Wider den Beschleunigungswahn – Seminar zur Hochbegabtenförderung

Am Abend des 23.11.2015 besuchte Ministerialrat Walter Diehl, der Referatsleiter Hochbegabtenförderung im hessischen Kultusministerium, das Litauische Gymnasium. Im Schlosssaal informierte er Lehrer und Eltern der Schule, die seit 2010 das Gütesiegel besitzt, über den aktuellen Stand der Hochbegabtenförderung in Hessen.

Am Abend des 23.11.2015 besuchte Ministerialrat Walter Diehl, der Referatsleiter Hochbegabtenförderung im hessischen Kultusministerium, das Litauische Gymnasium. Im Schlosssaal informierte er Lehrer und Eltern der Schule, die seit 2010 das Gütesiegel besitzt, über den aktuellen Stand der Hochbegabtenförderung in Hessen.

Ministerialrat Diehl arbeitet seit 28 Jahren im Kultusministerium und beschäftigt sich seit 17 Jahren intensiv mit der Förderung von Hochbegabten. Zunächst sprach er der Schulleiterin des Litauischen Gymnasiums, Janina Vaitkiene, seinen Dank aus, dass auch das Litauische Gymnasium in der Hochbegabtenförderung dabei ist. Er sagte, an dieser Schule herrsche ein besonders gutes Klima und man kümmere sich um soziale Reifung der Schülerinnen und Schüler. Das Gütesiegel wird im kommenden Jahr für weitere drei Jahre verlängert werden. An der in der Schule geplanten Veranstaltung zur Hochbegabtenförderung am 13. Februar 2016 mit zwei Professoren werde auch er teilnehmen, sagte Diehl.

In Hessen werde versucht, Hochbegabtenförderung im Rahmen der wissenschaftlich-empirischen Forschung in die Realität umzusetzen.

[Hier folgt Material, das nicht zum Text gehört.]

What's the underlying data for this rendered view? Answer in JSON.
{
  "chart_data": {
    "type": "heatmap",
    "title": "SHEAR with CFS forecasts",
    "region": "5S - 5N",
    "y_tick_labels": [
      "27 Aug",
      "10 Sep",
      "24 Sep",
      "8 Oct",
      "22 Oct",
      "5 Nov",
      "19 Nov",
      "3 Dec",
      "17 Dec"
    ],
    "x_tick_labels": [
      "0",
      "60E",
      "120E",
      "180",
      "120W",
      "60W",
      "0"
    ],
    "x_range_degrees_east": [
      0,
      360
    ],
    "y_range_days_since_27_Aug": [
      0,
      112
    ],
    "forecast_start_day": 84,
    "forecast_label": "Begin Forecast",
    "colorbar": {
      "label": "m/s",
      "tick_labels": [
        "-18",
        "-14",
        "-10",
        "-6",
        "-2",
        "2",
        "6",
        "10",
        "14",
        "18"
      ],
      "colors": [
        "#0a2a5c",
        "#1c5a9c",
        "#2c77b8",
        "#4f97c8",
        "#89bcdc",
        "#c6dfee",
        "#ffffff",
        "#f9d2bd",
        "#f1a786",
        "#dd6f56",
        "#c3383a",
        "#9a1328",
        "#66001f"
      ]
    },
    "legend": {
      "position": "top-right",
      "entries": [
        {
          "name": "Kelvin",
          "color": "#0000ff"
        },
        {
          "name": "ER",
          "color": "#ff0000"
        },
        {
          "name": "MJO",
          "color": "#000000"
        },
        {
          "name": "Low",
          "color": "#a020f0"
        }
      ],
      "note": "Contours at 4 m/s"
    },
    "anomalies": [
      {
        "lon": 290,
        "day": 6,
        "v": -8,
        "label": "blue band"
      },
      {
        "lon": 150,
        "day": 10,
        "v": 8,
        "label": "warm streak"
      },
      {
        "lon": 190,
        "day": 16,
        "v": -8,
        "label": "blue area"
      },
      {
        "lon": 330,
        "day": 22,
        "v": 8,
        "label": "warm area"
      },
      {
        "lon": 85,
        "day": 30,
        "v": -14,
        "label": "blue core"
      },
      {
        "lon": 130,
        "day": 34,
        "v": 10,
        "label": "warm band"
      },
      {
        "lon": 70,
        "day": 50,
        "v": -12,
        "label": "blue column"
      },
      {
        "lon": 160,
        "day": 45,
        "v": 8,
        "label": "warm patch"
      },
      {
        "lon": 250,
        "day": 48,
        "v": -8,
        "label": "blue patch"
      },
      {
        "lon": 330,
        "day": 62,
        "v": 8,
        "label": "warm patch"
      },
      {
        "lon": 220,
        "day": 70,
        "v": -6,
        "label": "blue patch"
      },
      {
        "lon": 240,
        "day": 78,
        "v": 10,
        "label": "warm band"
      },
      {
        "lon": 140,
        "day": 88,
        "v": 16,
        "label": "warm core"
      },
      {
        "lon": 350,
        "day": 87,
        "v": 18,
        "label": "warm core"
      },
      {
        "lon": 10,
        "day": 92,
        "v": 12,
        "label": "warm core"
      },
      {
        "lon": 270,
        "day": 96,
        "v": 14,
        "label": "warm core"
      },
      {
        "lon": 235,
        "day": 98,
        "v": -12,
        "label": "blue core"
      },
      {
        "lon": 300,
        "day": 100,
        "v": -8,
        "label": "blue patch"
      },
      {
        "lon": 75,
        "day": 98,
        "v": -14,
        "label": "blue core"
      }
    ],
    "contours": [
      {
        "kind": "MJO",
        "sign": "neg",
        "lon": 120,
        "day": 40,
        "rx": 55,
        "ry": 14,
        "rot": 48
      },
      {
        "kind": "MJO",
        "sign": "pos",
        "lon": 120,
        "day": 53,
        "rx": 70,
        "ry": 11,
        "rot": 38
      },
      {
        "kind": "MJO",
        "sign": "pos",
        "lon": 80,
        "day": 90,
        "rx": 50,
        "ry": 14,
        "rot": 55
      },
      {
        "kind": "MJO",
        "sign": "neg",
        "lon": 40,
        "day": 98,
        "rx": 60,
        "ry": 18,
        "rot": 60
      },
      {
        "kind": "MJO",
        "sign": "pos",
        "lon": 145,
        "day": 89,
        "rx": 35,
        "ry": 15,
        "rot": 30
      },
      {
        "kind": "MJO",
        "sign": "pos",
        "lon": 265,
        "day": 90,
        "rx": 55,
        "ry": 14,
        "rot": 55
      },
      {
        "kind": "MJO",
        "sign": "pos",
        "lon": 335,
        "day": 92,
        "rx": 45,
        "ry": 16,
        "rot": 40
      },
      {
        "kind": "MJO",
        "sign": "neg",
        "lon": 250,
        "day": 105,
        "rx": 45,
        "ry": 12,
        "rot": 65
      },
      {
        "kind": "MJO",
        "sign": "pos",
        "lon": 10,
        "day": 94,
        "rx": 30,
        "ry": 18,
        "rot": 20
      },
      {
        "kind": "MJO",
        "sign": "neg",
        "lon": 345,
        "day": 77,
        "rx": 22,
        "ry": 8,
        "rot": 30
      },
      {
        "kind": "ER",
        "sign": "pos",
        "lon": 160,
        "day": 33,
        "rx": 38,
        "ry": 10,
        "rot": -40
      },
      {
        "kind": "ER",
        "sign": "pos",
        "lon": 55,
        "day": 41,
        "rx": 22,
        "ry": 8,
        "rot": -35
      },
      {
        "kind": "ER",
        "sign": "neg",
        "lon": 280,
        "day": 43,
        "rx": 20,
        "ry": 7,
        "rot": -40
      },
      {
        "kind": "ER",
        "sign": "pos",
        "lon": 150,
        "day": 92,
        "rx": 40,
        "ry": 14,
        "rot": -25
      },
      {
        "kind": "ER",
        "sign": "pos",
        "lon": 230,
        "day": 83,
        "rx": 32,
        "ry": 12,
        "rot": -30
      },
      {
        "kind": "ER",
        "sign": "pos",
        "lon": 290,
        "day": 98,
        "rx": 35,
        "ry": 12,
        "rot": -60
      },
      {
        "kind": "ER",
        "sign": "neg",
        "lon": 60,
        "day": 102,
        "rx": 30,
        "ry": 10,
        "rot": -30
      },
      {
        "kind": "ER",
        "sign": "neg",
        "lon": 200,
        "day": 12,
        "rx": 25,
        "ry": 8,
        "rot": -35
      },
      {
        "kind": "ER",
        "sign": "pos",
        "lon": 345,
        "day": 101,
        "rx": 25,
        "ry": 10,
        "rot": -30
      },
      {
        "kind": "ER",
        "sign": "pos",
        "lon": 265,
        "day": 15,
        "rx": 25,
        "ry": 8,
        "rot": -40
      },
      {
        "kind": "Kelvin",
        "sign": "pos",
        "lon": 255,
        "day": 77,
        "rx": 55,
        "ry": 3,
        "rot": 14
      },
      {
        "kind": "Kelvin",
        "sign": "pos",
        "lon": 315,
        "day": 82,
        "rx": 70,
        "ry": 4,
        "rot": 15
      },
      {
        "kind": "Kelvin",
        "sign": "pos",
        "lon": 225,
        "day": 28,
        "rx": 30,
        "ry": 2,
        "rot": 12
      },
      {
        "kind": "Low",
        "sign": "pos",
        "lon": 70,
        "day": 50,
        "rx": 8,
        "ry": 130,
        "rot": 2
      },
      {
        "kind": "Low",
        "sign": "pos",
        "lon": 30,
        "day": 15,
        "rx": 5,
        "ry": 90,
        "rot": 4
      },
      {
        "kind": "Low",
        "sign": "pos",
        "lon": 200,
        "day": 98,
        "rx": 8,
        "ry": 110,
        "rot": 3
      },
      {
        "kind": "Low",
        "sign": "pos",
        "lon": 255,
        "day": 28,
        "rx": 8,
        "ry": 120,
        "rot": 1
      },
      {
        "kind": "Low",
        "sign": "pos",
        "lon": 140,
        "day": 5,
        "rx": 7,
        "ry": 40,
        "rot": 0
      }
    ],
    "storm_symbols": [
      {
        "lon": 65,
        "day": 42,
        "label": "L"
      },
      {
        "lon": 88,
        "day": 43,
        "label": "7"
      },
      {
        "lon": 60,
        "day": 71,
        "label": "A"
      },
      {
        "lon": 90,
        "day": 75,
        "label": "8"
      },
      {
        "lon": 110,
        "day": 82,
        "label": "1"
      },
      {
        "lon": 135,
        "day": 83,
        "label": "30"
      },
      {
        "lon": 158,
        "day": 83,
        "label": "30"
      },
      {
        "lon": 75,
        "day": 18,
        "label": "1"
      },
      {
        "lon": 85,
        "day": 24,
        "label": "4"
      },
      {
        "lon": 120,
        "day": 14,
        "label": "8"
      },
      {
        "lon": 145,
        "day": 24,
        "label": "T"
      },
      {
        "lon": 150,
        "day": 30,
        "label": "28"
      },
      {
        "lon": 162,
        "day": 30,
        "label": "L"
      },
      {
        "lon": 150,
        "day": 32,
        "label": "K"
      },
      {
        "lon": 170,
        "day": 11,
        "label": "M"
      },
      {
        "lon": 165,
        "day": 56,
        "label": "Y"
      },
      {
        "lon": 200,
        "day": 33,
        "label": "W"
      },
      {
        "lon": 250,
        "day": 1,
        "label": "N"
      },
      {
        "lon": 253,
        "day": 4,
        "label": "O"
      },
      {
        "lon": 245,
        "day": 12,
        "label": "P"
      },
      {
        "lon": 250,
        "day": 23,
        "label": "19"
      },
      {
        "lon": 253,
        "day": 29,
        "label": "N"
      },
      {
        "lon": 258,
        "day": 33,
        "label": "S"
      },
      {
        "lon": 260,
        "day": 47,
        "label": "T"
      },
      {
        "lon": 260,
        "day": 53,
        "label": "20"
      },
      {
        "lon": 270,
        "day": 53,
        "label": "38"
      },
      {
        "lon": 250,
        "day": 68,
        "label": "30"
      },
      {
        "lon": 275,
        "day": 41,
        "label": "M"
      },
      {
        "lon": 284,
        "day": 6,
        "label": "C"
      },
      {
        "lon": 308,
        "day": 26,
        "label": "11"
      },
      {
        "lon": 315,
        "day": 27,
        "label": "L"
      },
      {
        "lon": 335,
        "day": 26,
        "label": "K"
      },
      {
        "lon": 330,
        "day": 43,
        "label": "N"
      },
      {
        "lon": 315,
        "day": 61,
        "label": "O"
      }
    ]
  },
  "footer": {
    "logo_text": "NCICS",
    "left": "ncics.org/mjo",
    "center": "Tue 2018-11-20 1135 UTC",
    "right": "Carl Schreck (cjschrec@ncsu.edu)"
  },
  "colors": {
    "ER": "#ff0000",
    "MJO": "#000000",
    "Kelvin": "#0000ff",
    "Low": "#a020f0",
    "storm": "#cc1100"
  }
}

Diehl sagte, intellektuell hochbegabte Schüler verfügen über exzellente kognitive Fähigkeiten, unterscheiden sich in aller Regel sonst aber kaum von ihren (anders begabten) Alters- und Klassenkameraden. Unter ihnen gibt es auch eine statistisch kleine Gruppe von Hochbegabten mit Problembelastung, die besonders gefördert werden müssen. Unter anderem sprach der Ministerialrat von Forschungsprojekten, in dem der Intelligenzquotient von G 8- und G 9-Abiturienten gemessen wurde. Dabei gab es ein verblüffendes Ergebnis: Der IQ von Schülern, die 13 Jahre die Schule besuchten, war um acht, in einer anderen Studie sogar um elf Punkte höher als derer, die früher ihr Abitur machten. Im Durchschnitt steigert der Schulbesuch monatlich den IQ um etwa einen halben Punkt. Gegen Ende seines Vortrags sagte Diehl, dass Hessen es sich schwerer macht als andere Bundesländer. Hochbegabte werden hier nicht nur in Gymnasien, sondern auch in Grundschulen, Realschulen, Förderschulen und beruflichen Schulen gesucht und gefördert.

Schulleiterin Vaitkiene bedankte sich beim Referenten und bemerkte, dass ihre Schule zu G 9 zurückkehre. Das gebe eine große Steigerung des IQs bei den Absolventen. Spaßeshalber meinte sie, vielleicht sollte man über G 10 nachdenken. In der anschließenden Diskussion sagte Elternvertreterin Judith Hörl, dass sie es bedauere, dass außer ihr niemand sonst aus der Elternschaft zu diesem Informationsabend gekommen sei, schließlich waren alle Eltern eingeladen.

Auf ihre Frage, was für einen Tipp Diehl speziell den Eltern zu geben habe, antwortete er folgendes: Auf keinen Fall sollten Eltern mit ihren Kindern zu kommerziellen Anbietern von IQ-steigernden Maßnahmen gehen, besonders nicht mit Kindern unter sechs Jahren. Denn dann besteht im Gegenteil die Gefahr, dass der IQ in der Schule sinken wird, und auch die Lebenserwartung verkürze sich. Auf keinen Fall, sagte der Ministerialrat, sollte man mit Kindern unter sechs Jahren IQ-Tests machen.

Und was kann man sonst noch machen? Viel Zeit mit den Kindern verbringen, Märchen erzählen, Geschichten vorlesen und möglichst spät einschulen (in Finnland beginnt die Schulpflicht erst mit sieben Jahren).